When working on your own, on personal projects, it’s sometimes hard to keep a steady progress through the ups and downs of the creative process. Finding energy and inspiration to work is one thing, but how does one keep working on a long-term project, sometimes spanning over a few years, without losing momentum?
Well, that takes practice.
My first encounter with such a project was my student film. At SVA we use the last 2 years (our of 4) of our degree to work on our film. This is a long time to focus on one project, and I’ve seen many students fall through the cracks during the process. Some changed the story at the halfway point, some procrastinated until the last-minute and didn’t get the best result that they could.
This was the first time I faced that kind of demanding work schedule, and it required me to keep a very strict work schedule in order to be done on time, and with a good film.
After seeing I was able to accomplish big projects, it got easier to do it again and again. It was much easier for me to finish LIFT UP (in only 8 months) because I trusted my process. Same goes for writing my first book Animation for Beginners. It took writing every day for months before I finished, during which I wasn’t thinking of any other project.
I stay focused by making sure I don’t start anything else until I finish what I’m working on.

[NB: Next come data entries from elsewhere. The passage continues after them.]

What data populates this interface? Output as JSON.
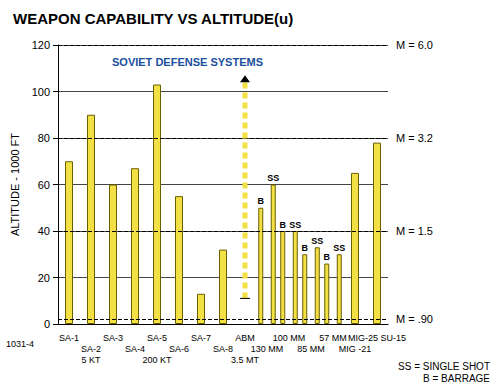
{
  "chart_data": {
    "type": "bar",
    "title": "WEAPON CAPABILITY VS ALTITUDE(u)",
    "y_label": "ALTITUDE - 1000 FT",
    "annotations": [
      "SOVIET DEFENSE SYSTEMS"
    ],
    "footnotes": [
      "SS = SINGLE SHOT",
      "B = BARRAGE"
    ],
    "figure_id": "1031-4",
    "categories": [
      "SA-1",
      "SA-2",
      "SA-3",
      "SA-4",
      "SA-5",
      "SA-6",
      "SA-7",
      "SA-8",
      "ABM",
      "130 MM",
      "100 MM",
      "85 MM",
      "57 MM",
      "MIG -21",
      "MIG-25 SU-15"
    ],
    "sub_labels": [
      null,
      "5 KT",
      null,
      null,
      "200 KT",
      null,
      null,
      null,
      "3.5 MT",
      null,
      null,
      null,
      null,
      null,
      null
    ],
    "color": "#f2e045",
    "series": [
      {
        "color": "#f2e045",
        "values": [
          70,
          90,
          60,
          67,
          103,
          55,
          13,
          32,
          null,
          null,
          null,
          null,
          null,
          65,
          78
        ]
      },
      {
        "type": "range",
        "line_style": "dashed",
        "color": "#f2e045",
        "values": [
          null,
          null,
          null,
          null,
          null,
          null,
          null,
          null,
          [
            11,
            107
          ],
          null,
          null,
          null,
          null,
          null,
          null
        ]
      },
      {
        "name": "B",
        "color": "#f2e045",
        "values": [
          null,
          null,
          null,
          null,
          null,
          null,
          null,
          null,
          null,
          50,
          40,
          30,
          26,
          null,
          null
        ]
      },
      {
        "name": "SS",
        "color": "#f2e045",
        "values": [
          null,
          null,
          null,
          null,
          null,
          null,
          null,
          null,
          null,
          60,
          40,
          33,
          30,
          null,
          null
        ]
      }
    ],
    "mach_lines": [
      {
        "value": 120,
        "label": "M = 6.0"
      },
      {
        "value": 80,
        "label": "M = 3.2"
      },
      {
        "value": 40,
        "label": "M = 1.5"
      },
      {
        "value": 2,
        "label": "M = .90"
      }
    ],
    "ylim": [
      0,
      120
    ],
    "yticks": [
      0,
      20,
      40,
      60,
      80,
      100,
      120
    ],
    "grid": true
  }
}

That sounds simple enough, but it’s an issue creative people struggle with all the time. Sometimes called Shiny Object Syndrome, this phenomena can get you excited about a new idea and want to pursue it. The reason it happens is that we enjoy the sexy part of the work more than the hard part of it. The sexy parts could be anything from coming up with the idea (which creates excitement), to telling people about it (which in itself can sometimes create the false sense of accomplishment). The sexy parts could also be sketching some characters (if we’re talking about an animated film or a graphic novel) or maybe writing some outlines and character descriptions (for a novel or a short story).

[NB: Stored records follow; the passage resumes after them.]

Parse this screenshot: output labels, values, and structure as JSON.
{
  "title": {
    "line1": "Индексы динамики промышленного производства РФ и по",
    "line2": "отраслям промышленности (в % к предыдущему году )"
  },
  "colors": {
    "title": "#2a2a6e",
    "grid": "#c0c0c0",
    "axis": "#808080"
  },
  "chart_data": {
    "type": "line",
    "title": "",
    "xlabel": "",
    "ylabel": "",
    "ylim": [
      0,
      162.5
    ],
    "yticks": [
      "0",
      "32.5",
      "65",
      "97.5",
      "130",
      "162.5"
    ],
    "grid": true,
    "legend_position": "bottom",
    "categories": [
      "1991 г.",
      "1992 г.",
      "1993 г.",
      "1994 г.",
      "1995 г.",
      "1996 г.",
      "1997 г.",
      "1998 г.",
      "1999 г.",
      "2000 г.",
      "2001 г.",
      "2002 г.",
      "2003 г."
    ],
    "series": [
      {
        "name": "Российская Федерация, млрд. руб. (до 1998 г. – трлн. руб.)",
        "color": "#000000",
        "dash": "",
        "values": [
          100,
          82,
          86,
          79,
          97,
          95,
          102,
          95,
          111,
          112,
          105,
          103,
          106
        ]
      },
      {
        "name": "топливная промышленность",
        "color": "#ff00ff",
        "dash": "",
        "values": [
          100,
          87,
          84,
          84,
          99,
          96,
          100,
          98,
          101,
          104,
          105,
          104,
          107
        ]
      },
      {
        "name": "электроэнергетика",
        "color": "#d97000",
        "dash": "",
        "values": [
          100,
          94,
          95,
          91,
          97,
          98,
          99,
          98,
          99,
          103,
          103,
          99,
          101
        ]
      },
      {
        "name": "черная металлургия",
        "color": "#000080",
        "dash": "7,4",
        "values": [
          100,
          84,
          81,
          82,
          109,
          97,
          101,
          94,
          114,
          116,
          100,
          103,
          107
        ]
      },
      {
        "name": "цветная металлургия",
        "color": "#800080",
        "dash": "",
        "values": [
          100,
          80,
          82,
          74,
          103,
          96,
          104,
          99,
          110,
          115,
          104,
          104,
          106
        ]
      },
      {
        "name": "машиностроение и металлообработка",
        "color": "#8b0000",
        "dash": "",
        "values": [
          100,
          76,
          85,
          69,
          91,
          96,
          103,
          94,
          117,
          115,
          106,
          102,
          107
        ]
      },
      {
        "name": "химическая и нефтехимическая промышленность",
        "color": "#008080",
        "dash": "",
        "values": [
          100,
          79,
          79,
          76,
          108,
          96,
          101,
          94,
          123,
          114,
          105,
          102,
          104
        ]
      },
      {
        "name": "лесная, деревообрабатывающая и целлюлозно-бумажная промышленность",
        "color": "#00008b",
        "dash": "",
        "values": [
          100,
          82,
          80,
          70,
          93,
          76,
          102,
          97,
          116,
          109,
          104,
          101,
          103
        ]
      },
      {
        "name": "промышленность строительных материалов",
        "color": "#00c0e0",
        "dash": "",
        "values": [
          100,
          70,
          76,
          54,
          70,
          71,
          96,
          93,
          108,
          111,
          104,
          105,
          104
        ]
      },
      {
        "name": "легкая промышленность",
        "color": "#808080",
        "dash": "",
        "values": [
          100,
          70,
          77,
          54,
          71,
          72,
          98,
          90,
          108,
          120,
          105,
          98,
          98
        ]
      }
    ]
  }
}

But when it comes to sitting down and work for hours, days and (which no one gets to see and validate) we want that feeling back.

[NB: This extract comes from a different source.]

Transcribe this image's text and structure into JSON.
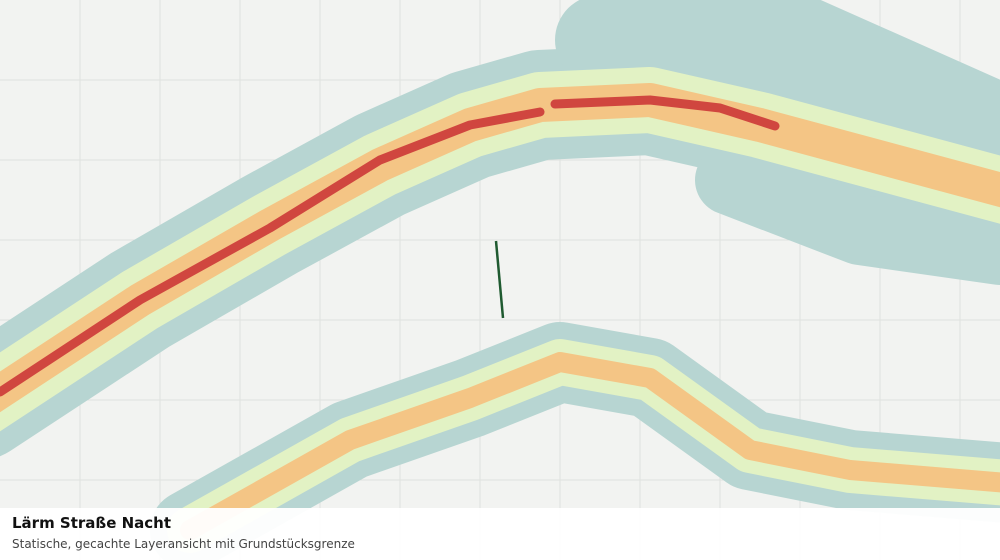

We want that initial excitement we had when we started. We want to have something new to tell people about.
The trick is knowing it is just a shot of adrenalin. Knowing that we will accomplish nothing if we don’t do that hard work necessary for every big project.
It happens to me ALL the time
This is an issue I face often. I have a few exciting projects I can’t wait to start working on, but until I finish Tasteful I don’t allow myself to even start writing. I know I have to stay completely focused on this project for it to come out great. Only after finishing can I move on to the next thing.
Which is gonna be really awesome by the way.